5:26 pm on Oct 10, 2014 (gmt 0)

WebmasterWorld Senior Member 10+ Year Member Top Contributors Of The Month



They're looking for sites that do let you post successfully. It's just a preliminary test.

Rough analogy: everyone who sends spam email buys a list. But the really expensive lists are the ones showing email addresses that have actually responded to junk mail. Those are the valuable prospects. Your robots are similarly looking for sites that can be put on the short list.

There's currently a small botnet that does just two things: PUT "nyet.gif"* followed immediately by GET "nyet.gif". On any normal site, the two actions would get a 403 followed by a 404 (assuming a previously unknown visitor). They're looking for sites that get them 200 followed by 200.

rather than giving them any attention I just to let them 404

This may actually be the best thing to do. A 403 is viscerally satisfying, but a 404 tells them that these aren't the droids you're looking for. No lingering questions about what you don't want them to see. Repeat offenders should still get IP-based lockouts simply because they may be followed-up by something more insidious than just asking for a nonexistent file and then quietly going away.


* Russian** for "get out of my sight, you horrible robot".
** I looked it up. Ukrainian uses a different word.

roshaoar

9:05 am on Oct 11, 2014 (gmt 0)

10+ Year Member



Thank you Lucy!

Yes, seeing that you can affect them is quite entertaining but all it really achieved for me was bigger log files and slower processing. And the problem was the list keeps expanding forever as they try different url 'guesses', so just creating work for something of debatable benefit anyway :) Weird that there are so many from China though

keyplyr

9:58 pm on Oct 11, 2014 (gmt 0)

WebmasterWorld Senior Member 10+ Year Member Top Contributors Of The Month



If blocking bad agents slows your site, move to a new host!

Angonasec

3:32 am on Oct 12, 2014 (gmt 0)



Q/How are these things run, and why do they identify themselves so easily/Q

You're looking at very basic Sinobots. The more devious Sinobots are hosted outside China, mostly in USA, and do their best to look like normal punters browsing.

Detecting and exposing them here can be regarded as a hobby for some log-heads :)

Hobbs

6:30 pm on Nov 8, 2014 (gmt 0)

WebmasterWorld Senior Member 10+ Year Member Top Contributors Of The Month



The following is based on lots of gut feeling, few facts, many guesses and some intuition, so don't ask for proof or details.

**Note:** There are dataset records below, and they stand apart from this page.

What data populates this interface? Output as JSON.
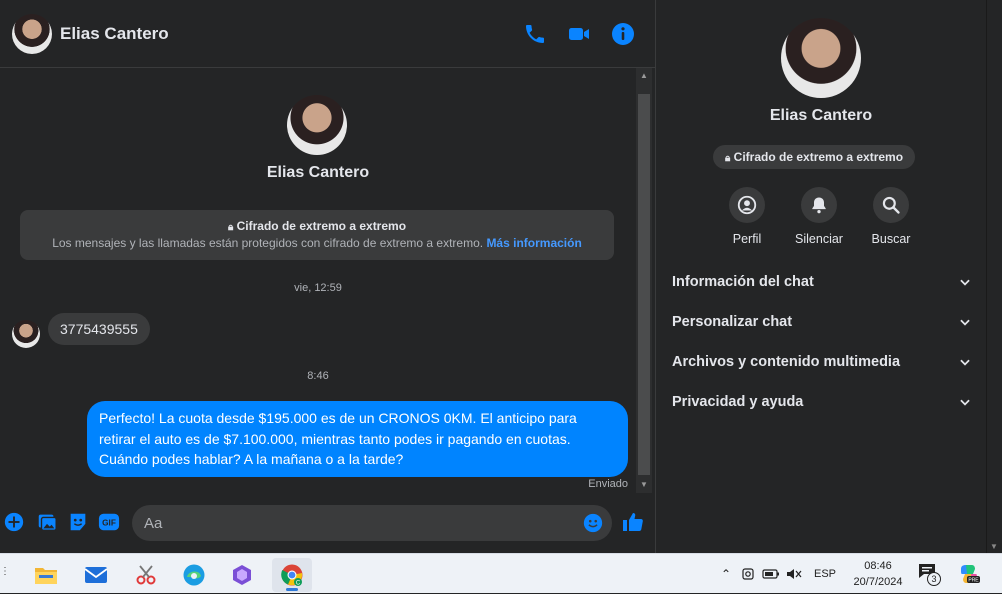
{
  "contact": {
    "name": "Elias Cantero"
  },
  "encryption": {
    "title": "Cifrado de extremo a extremo",
    "body": "Los mensajes y las llamadas están protegidos con cifrado de extremo a extremo.",
    "link": "Más información"
  },
  "messages": {
    "ts1": "vie, 12:59",
    "incoming": "3775439555",
    "ts2": "8:46",
    "outgoing": "Perfecto! La cuota desde $195.000 es de un CRONOS 0KM. El anticipo para retirar el auto es de $7.100.000, mientras tanto podes ir pagando en cuotas. Cuándo podes hablar? A la mañana o a la tarde?",
    "status": "Enviado"
  },
  "composer": {
    "placeholder": "Aa"
  },
  "side": {
    "actions": [
      "Perfil",
      "Silenciar",
      "Buscar"
    ],
    "sections": [
      "Información del chat",
      "Personalizar chat",
      "Archivos y contenido multimedia",
      "Privacidad y ayuda"
    ]
  },
  "taskbar": {
    "lang": "ESP",
    "time": "08:46",
    "date": "20/7/2024",
    "notif_count": "3"
  },
  "colors": {
    "accent": "#0084ff",
    "link": "#4599ff",
    "bg": "#242526",
    "bubble_in": "#3a3b3c"
  }
}
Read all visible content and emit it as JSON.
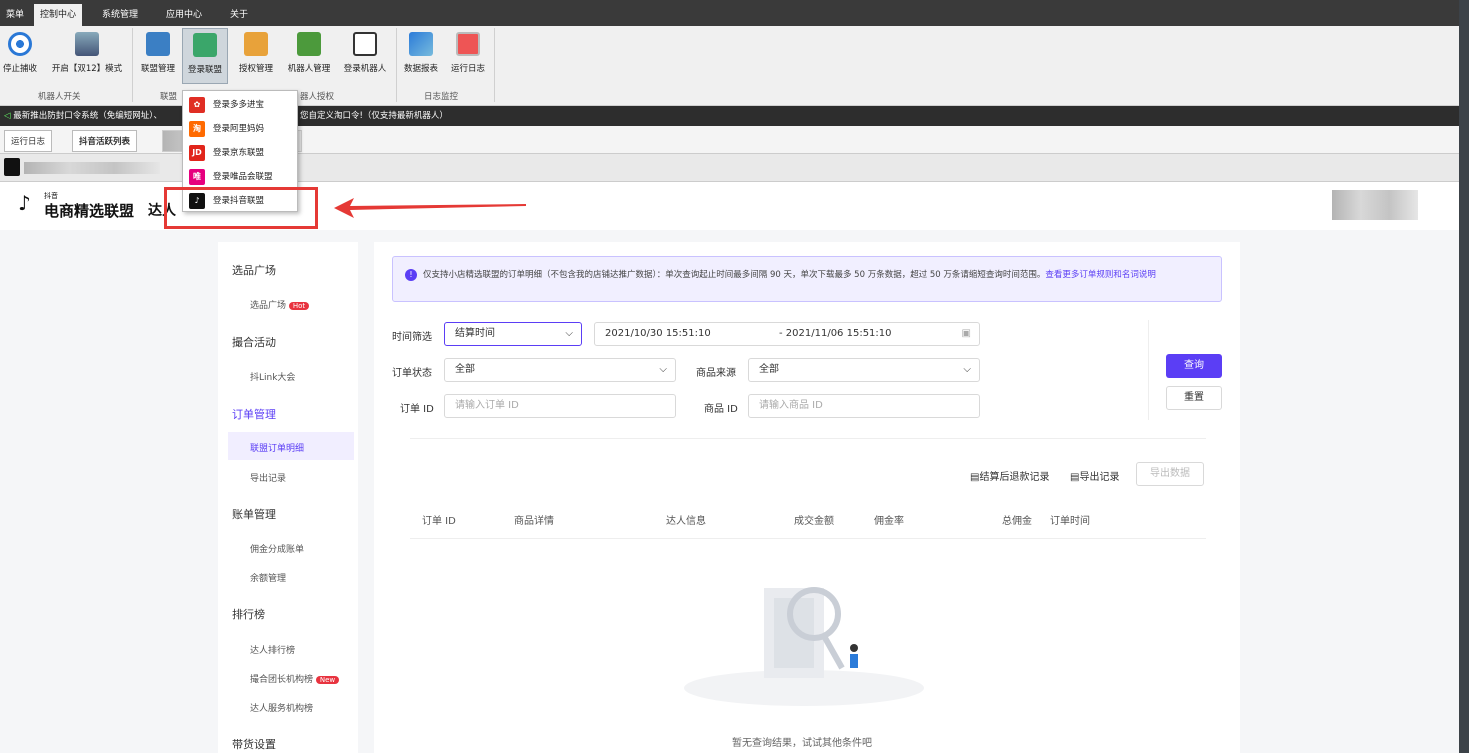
{
  "menu_tabs": [
    "菜单",
    "控制中心",
    "系统管理",
    "应用中心",
    "关于"
  ],
  "ribbon": {
    "buttons": [
      "停止捕收",
      "开启【双12】模式",
      "联盟管理",
      "登录联盟",
      "授权管理",
      "机器人管理",
      "登录机器人",
      "数据报表",
      "运行日志"
    ],
    "groups": [
      "机器人开关",
      "联盟",
      "器人授权",
      "日志监控"
    ]
  },
  "news": "最新推出防封口令系统（免编短网址）、",
  "news_tail": "您自定义淘口令!（仅支持最新机器人）",
  "page_tabs": [
    "运行日志",
    "抖音活跃列表"
  ],
  "dropdown": [
    "登录多多进宝",
    "登录阿里妈妈",
    "登录京东联盟",
    "登录唯品会联盟",
    "登录抖音联盟"
  ],
  "dropdown_icons": [
    "淘",
    "JD",
    "唯"
  ],
  "header": {
    "logo_small": "抖音",
    "logo": "电商精选联盟",
    "role": "达人"
  },
  "sidebar": {
    "s1": "选品广场",
    "s1_items": [
      "选品广场"
    ],
    "hot": "Hot",
    "s2": "撮合活动",
    "s2_items": [
      "抖Link大会"
    ],
    "s3": "订单管理",
    "s3_items": [
      "联盟订单明细",
      "导出记录"
    ],
    "s4": "账单管理",
    "s4_items": [
      "佣金分成账单",
      "余额管理"
    ],
    "s5": "排行榜",
    "s5_items": [
      "达人排行榜",
      "撮合团长机构榜",
      "达人服务机构榜"
    ],
    "new": "New",
    "s6": "带货设置"
  },
  "notice": {
    "text": "仅支持小店精选联盟的订单明细（不包含我的店铺达推广数据）：单次查询起止时间最多间隔 90 天，单次下载最多 50 万条数据，超过 50 万条请缩短查询时间范围。",
    "link": "查看更多订单规则和名词说明"
  },
  "filters": {
    "time_label": "时间筛选",
    "time_value": "结算时间",
    "date_start": "2021/10/30 15:51:10",
    "date_end": "- 2021/11/06 15:51:10",
    "status_label": "订单状态",
    "status_value": "全部",
    "source_label": "商品来源",
    "source_value": "全部",
    "order_label": "订单 ID",
    "order_ph": "请输入订单 ID",
    "product_label": "商品 ID",
    "product_ph": "请输入商品 ID",
    "query": "查询",
    "reset": "重置"
  },
  "actions": {
    "refund": "结算后退款记录",
    "export_log": "导出记录",
    "export_btn": "导出数据"
  },
  "table": {
    "headers": [
      "订单 ID",
      "商品详情",
      "达人信息",
      "成交金额",
      "佣金率",
      "总佣金",
      "订单时间"
    ]
  },
  "empty": "暂无查询结果，试试其他条件吧",
  "colors": {
    "accent": "#5b3ef5",
    "red": "#e53935"
  }
}
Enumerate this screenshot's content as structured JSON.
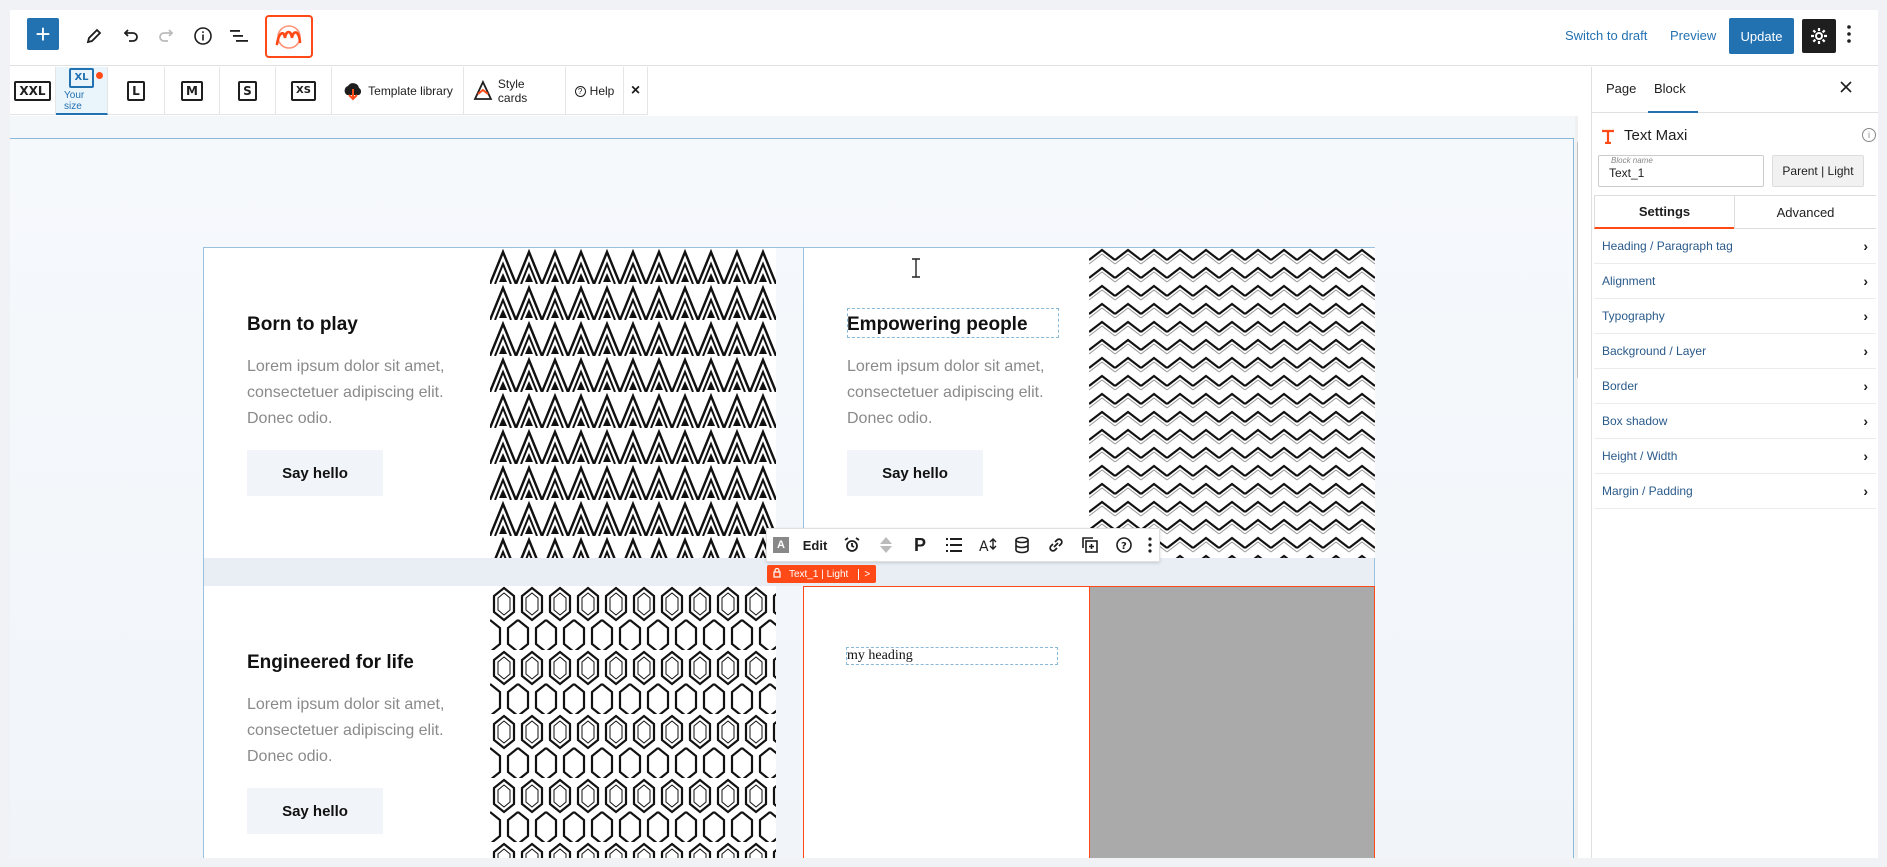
{
  "topbar": {
    "add_icon": "plus-icon",
    "tools_icon": "pencil-icon",
    "undo_icon": "undo-icon",
    "redo_icon": "redo-icon",
    "info_icon": "info-icon",
    "list_view_icon": "list-view-icon",
    "logo": "maxi-logo",
    "switch_to_draft": "Switch to draft",
    "preview": "Preview",
    "update": "Update"
  },
  "responsive_bar": {
    "items": [
      {
        "icon": "XXL",
        "label": ""
      },
      {
        "icon": "XL",
        "label": "Your size"
      },
      {
        "icon": "L",
        "label": ""
      },
      {
        "icon": "M",
        "label": ""
      },
      {
        "icon": "S",
        "label": ""
      },
      {
        "icon": "XS",
        "label": ""
      }
    ],
    "template_library": "Template library",
    "style_cards": "Style cards",
    "help": "Help",
    "close": "×"
  },
  "canvas": {
    "cards": [
      {
        "title": "Born to play",
        "body": "Lorem ipsum dolor sit amet, consectetuer adipiscing elit. Donec odio.",
        "button": "Say hello"
      },
      {
        "title": "Empowering people",
        "body": "Lorem ipsum dolor sit amet, consectetuer adipiscing elit. Donec odio.",
        "button": "Say hello"
      },
      {
        "title": "Engineered for life",
        "body": "Lorem ipsum dolor sit amet, consectetuer adipiscing elit. Donec odio.",
        "button": "Say hello"
      },
      {
        "title": "my heading"
      }
    ],
    "block_toolbar": {
      "edit": "Edit",
      "paragraph_glyph": "P",
      "icons": [
        "text-type-icon",
        "alarm-icon",
        "alignment-icon",
        "paragraph-icon",
        "list-icon",
        "font-size-icon",
        "database-icon",
        "link-icon",
        "copy-icon",
        "help-icon",
        "more-icon"
      ]
    },
    "breadcrumb": {
      "label": "Text_1 | Light",
      "arrow": ">"
    }
  },
  "sidebar": {
    "tabs": [
      "Page",
      "Block"
    ],
    "active_tab": "Block",
    "block_title": "Text Maxi",
    "block_name_label": "Block name",
    "block_name_value": "Text_1",
    "parent_button": "Parent | Light",
    "sub_tabs": [
      "Settings",
      "Advanced"
    ],
    "panels": [
      "Heading / Paragraph tag",
      "Alignment",
      "Typography",
      "Background / Layer",
      "Border",
      "Box shadow",
      "Height / Width",
      "Margin / Padding"
    ]
  },
  "colors": {
    "accent_blue": "#2271b1",
    "maxi_orange": "#ff4a17",
    "gray_block": "#aaaaaa"
  }
}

IMHO it probably is one of 2 possibilities:

A)Domaining
A Japanese owned huge operation garbing expiring domains creating doorway pages & funneling their traffic then dropping them, there is a South Korean element to the equation, China population & isp ranges are used for the crawling for the obvious huge size reason, blocking china ranges is 1000+ lines of rules in a firewall & lots of grief.

B) Less likely but possible: A China based spamming/content reaping/current or future search engine that is endorsed or at least beneficial to the Chinese Government, think of it as an easier than censorship way to have content owners block your population, less likely because only few site owners will go through the trouble or even know how to block 1000 ip ranges.

Both could be wrong, but for certain it's a centrally managed by one entity botnet, and it's bigger than the biggest out there, and it's up to no good, hence 403.

lucy24

8:52 pm on Nov 8, 2014 (gmt 0)

WebmasterWorld Senior Member 10+ Year Member Top Contributors Of The Month



blocking china ranges is 1000+ lines of rules in a firewall & lots of grief.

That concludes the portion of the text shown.